Cumpriram-se todas as profecias.
Maria, a mãe, José, o justo, Isabel, a estéril, Zacarias, João, a voz que precede o Filho do Senhor, a voz que grita no deserto ("Endireitai o caminho para o Senhor!"), e Jesus, filho da Virgem Maria, cujo esposo José, descobrindo a gravidez, sem que tivesse havido convivência, pensou em rejeitá-la, mas, em sonho, o anjo do Senhor lhe disse: - José, Filho de Davi, não tenhas receio de receber Maria, tua esposa; o que nela foi gerado vem do Espírito Santo. Ela dará à luz um filho e tu lhe porás o nome de Jesus, pois ele vai salvar o seu povo dos seus pecados. José aceitou a explicação divina, por ser um homem justo e cheio de fé. Do mesmo modo, ocorreu com Maria, quando o anjo do Senhor entrou na sua casa, exaltando-a: - Alegra-te, cheia de graça! O Senhor está contigo! Ela encheu-se de temor. O anjo, então, lhe disse: - Não tenhas medo, Maria! Encontraste graça junto a Deus. Conceberás e darás à luz um filho, e lhe porás o nome de Jesus. Ele reinará para sempre sobre a descendência de Jacó, e o seu reino não terá fim. A resposta de Maria foi eloquente: - Eis aqui a serva do Senhor! Faça-se em mim segundo a tua palavra. Pôs-se, assim, a serva do Senhor nas mãos de Deus. E acompanhou o Filho até o momento do seu holocausto, ao sofrer o suplício da cruz, entregando Seu espírito ao Pai e perdoando a todos nós.
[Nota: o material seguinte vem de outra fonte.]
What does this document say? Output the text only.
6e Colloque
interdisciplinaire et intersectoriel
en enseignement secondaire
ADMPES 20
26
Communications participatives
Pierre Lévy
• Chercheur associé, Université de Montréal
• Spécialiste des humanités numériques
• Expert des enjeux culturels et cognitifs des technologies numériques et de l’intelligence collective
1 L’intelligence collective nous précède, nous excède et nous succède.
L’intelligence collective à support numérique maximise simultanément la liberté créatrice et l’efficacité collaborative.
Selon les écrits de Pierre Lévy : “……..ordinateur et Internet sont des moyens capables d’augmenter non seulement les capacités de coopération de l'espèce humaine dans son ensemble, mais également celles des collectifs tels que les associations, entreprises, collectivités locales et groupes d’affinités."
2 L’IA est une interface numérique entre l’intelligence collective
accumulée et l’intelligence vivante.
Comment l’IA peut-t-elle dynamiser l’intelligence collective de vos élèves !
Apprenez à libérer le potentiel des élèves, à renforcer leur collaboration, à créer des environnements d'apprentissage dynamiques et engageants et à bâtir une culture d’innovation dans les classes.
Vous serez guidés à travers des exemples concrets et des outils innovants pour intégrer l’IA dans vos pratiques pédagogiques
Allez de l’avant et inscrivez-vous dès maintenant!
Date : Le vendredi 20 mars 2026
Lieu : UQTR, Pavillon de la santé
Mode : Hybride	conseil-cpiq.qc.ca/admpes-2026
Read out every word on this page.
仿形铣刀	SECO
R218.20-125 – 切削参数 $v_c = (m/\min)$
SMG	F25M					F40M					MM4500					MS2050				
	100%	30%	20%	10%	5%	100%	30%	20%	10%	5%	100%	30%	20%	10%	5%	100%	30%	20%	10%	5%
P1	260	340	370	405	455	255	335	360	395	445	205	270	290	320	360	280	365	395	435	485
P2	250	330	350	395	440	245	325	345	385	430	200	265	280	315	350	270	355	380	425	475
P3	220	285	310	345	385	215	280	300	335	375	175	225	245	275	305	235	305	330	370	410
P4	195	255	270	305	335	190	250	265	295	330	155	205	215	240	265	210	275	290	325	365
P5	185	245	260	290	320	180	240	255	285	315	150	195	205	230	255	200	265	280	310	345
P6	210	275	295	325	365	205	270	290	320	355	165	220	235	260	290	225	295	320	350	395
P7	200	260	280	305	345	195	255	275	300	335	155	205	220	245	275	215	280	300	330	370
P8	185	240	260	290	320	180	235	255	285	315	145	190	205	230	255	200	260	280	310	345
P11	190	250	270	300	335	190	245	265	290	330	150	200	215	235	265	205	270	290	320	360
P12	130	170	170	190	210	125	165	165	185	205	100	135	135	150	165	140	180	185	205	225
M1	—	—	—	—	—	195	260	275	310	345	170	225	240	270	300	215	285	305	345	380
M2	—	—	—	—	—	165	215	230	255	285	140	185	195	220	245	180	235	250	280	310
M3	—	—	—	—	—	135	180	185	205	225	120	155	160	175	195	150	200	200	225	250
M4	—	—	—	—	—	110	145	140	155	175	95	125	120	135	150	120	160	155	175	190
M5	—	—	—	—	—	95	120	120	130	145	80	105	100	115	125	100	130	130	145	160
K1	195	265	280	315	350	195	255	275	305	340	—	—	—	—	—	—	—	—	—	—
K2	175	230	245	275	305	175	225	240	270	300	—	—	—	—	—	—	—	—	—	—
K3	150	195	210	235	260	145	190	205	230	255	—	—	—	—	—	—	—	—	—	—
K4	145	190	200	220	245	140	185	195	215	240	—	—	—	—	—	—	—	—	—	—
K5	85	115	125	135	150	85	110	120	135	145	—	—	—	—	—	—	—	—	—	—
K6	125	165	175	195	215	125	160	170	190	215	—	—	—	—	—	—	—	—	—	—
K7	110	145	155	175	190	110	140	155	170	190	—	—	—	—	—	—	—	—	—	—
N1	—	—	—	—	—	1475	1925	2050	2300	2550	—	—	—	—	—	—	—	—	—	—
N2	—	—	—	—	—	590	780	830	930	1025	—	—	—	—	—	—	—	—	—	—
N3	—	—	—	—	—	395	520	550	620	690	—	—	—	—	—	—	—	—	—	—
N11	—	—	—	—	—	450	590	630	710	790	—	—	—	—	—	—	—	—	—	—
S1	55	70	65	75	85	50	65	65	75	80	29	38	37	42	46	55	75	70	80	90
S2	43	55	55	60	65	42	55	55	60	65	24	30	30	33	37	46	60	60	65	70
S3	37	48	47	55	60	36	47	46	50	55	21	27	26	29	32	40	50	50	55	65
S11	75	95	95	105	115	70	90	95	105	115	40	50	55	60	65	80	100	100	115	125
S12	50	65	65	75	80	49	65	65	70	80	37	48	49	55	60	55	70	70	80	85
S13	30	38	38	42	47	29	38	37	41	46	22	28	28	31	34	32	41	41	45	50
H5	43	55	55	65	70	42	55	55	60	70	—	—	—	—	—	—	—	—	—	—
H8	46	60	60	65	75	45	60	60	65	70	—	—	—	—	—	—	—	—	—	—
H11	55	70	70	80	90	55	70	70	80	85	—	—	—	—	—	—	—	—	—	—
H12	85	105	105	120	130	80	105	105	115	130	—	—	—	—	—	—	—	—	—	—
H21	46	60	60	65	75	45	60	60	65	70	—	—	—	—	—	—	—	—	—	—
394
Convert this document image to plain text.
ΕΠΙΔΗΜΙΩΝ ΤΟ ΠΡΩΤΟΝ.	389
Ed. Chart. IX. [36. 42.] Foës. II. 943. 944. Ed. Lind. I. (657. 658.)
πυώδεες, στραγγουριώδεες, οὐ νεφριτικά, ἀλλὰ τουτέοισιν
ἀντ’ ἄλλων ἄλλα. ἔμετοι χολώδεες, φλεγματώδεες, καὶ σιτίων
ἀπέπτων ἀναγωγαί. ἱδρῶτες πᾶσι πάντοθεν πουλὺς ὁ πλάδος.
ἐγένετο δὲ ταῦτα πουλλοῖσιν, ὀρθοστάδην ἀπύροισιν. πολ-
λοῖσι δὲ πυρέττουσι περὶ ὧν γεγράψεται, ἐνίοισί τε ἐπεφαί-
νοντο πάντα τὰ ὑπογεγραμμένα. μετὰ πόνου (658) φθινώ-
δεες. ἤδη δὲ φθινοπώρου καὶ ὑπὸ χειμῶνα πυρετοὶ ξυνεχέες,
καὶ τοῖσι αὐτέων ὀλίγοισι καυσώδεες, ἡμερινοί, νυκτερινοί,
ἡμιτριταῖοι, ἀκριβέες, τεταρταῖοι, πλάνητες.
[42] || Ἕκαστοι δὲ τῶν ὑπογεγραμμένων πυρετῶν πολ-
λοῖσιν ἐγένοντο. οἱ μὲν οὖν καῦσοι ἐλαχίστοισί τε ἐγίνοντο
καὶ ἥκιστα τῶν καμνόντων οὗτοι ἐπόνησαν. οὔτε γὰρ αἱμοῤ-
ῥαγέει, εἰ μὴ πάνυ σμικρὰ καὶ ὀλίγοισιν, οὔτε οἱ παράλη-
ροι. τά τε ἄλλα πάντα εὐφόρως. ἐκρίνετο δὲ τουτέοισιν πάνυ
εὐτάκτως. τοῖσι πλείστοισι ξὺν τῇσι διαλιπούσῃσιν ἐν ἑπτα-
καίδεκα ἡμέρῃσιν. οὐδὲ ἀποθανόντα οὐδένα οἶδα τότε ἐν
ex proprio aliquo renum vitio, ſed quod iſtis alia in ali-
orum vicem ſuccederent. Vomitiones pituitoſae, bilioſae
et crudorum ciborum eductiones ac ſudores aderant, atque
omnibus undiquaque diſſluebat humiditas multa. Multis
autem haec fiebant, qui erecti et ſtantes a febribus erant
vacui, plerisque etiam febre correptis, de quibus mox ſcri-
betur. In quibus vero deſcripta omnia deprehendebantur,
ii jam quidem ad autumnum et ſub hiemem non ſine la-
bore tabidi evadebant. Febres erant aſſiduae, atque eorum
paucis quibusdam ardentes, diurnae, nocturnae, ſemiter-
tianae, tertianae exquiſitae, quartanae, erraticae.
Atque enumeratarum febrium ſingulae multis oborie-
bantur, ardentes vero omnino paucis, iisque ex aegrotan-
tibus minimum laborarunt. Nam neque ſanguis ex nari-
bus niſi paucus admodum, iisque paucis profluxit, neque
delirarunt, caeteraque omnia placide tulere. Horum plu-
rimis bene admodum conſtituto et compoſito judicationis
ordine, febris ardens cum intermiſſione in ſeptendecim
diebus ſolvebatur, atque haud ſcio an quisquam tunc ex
Desde o nascimento até a morte na cruz, Jesus representou esse sinal de contradição. Nasceu e viveu numa sociedade opressora, caracterizada pela desigualdade e injustiça, como ainda é até os nossos tempos. Muito pouco mudou. Os ricos continuam cada vez mais ricos; e os pobres mais pobres, porquanto necessitando do amparo da mão estendida, quase sempre negada. E a pobreza é a causa alimentadora dessa cruel desigualdade.
Natal, tempo forte em que se comemora o nascimento do Filho de Deus, é o momento de se pensar essa trajetória de Jesus: da manjedoura à cruz. Não basta cumprir retoricamente os mandamentos, de grande força espiritual e ética. Jesus foi severo com o jovem que lhe perguntou o que deveria fazer para ter a vida eterna. É preciso despojar-se, amar, e amar com a intensidade tal que não pode esse amor ser encontrado nas prateleiras das lojas de shoppings. Impõe-se o ato de acolhimento fraterno Sem utopia. Não é utopia. Ainda que fosse, nós somos os nossos sonhos. E o mundo, se quisermos que seja, podem ser os nossos sonhos natalinos.